As ever it feels like little or no time has elapsed between the end of one season and the beginning of another. The World Cup serves to heighten those feelings, but here we are on the eve of new season, that blissful period where our hopes, dreams and aspirations are as yet undashed.
The glorious “Transfer Window” (unless of course you are Southampton) enables teams to offload a dodgy left back or temperamental winger (should that be whinger) and land a top quality striker ‘Who is going to give us 30 goals a season’.
The problem is that it all comes down to money. “Show me the money” as Cuba Gooding Jnr memorably demands of Tom Cruise in the movie Jerry Maguire. How complicated can it be? The transfer window is a simple auction with the highest bidder winning the spoils. This is a refrain I hear all too often in the commercial world; it’s a commodity product/service and price is the only issue. But is it true?

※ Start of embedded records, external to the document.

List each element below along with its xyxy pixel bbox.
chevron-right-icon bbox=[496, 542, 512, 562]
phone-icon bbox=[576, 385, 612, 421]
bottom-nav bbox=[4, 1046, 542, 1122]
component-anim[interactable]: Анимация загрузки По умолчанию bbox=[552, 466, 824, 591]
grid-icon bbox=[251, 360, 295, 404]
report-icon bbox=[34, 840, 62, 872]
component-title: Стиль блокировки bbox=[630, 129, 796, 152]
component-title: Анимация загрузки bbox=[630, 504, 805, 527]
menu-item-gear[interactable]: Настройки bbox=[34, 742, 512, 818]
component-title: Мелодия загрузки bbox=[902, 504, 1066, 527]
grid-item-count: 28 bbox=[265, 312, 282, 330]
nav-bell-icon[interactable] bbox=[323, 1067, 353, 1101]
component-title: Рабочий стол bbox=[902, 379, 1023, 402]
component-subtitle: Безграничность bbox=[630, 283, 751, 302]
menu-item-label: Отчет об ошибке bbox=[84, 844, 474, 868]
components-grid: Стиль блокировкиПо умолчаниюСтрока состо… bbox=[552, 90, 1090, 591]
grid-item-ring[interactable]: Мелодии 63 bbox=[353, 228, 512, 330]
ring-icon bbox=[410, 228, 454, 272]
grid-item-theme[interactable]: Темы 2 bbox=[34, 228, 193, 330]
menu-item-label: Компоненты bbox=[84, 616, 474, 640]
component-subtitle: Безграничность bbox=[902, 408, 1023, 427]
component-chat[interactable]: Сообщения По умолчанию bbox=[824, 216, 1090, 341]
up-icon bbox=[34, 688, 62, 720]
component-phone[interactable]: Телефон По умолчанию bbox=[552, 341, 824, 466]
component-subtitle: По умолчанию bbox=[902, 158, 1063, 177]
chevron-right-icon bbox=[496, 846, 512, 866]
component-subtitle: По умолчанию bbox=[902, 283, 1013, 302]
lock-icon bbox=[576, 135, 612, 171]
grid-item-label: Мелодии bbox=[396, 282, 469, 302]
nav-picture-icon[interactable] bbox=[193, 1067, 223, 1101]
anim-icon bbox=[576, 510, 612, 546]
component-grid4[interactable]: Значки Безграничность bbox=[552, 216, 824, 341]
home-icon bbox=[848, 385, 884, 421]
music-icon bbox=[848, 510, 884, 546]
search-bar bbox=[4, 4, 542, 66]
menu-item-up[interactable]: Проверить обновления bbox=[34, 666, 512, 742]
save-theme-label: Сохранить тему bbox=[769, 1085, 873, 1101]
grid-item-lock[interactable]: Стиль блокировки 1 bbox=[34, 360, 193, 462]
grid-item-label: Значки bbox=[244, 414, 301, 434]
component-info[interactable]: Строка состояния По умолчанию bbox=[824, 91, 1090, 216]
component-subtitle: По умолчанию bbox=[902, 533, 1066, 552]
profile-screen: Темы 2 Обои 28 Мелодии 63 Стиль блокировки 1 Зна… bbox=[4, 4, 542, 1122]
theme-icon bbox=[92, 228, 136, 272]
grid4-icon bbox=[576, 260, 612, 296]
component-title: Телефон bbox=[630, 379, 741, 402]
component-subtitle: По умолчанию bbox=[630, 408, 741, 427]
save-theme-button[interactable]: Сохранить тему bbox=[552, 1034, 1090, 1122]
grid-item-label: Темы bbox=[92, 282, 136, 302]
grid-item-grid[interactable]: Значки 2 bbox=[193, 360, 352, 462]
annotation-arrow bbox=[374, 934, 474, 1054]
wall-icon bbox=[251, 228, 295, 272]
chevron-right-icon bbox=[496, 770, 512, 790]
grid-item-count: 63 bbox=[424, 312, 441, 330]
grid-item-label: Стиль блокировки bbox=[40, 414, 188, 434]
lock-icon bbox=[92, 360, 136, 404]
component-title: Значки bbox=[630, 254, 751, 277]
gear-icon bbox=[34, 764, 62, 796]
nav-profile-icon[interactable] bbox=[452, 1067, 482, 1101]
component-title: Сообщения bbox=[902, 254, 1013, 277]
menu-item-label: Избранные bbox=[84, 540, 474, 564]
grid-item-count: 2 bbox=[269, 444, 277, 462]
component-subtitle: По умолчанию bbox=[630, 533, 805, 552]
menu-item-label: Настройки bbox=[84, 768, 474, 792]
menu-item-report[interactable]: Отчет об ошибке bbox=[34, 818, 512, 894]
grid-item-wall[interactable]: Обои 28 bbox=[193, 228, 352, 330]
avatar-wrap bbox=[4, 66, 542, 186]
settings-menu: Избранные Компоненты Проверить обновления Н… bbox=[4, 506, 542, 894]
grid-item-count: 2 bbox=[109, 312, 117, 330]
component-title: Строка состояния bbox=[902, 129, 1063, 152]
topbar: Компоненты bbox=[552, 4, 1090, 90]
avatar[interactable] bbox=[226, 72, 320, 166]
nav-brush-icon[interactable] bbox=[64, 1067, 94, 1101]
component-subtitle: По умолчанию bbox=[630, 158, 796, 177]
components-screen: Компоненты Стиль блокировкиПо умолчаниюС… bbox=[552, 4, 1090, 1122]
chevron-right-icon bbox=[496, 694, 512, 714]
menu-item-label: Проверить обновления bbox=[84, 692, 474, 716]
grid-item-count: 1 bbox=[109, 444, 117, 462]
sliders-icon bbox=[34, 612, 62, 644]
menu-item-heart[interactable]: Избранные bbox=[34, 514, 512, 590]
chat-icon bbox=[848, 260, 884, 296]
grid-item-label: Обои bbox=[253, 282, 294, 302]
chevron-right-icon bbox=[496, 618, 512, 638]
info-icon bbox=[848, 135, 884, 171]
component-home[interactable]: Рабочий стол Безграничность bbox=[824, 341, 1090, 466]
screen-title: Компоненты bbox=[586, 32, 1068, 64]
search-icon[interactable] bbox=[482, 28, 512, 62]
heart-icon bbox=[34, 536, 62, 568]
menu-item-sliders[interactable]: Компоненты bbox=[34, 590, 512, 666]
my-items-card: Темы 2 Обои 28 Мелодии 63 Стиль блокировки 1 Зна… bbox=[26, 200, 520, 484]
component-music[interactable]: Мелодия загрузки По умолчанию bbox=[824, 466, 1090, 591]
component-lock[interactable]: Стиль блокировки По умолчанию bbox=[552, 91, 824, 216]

There’s no doubt that the money side is critical but is it the only thing? Even in such a binary environment football has been amazingly inventive (not something often said) in generating trading variables and identifying differential value, whether that is by using the time variable creatively, sell-on clauses, buy-out clauses, appearance bonuses, performance bonuses, image rights - and so the list goes on. Some variables are more bizarre than others. Here are a few of my favourites
So the next time you feel blinkered by price take a leaf out of football managers, chairman & agents book; get creative and remember that the more variables a negotiator has the happier they are.
On a similar subject I was fascinated to read some of the details of Manchester United’s new shirt sponsorship deal with Adidas. Again a pretty uncomplicated deal on the face of it – Adidas paid a huge sum of money for their name to appear on the player’s shirts. However it seems that roomfuls of lawyers have spent months without sleep thrashing out the deal. Why is this? Because when the numbers get so big it is even more critical to get value for money and in particular de-risk the deal. If Manchester United doesn’t qualify for the Champion’s League for two successive seasons they will see their annual payments drop from £75m to £52.5m. However, this clause won’t apply until the beginning of the 2015-16 season, which is a nice use of the time variable. Manchester United has rather cutely balanced this clause with one that gets them a bonus of £4m if they win the Champions League, FA Cup or Premier League. This technique is known as Over and Under and has enabled both parties to balance out risk of under performance against the reward of over performance. Mind you I’m not sure it was necessary for Adidas to mitigate against United being relegated during the term of the contract.
Or have I just spent too long in Manchester.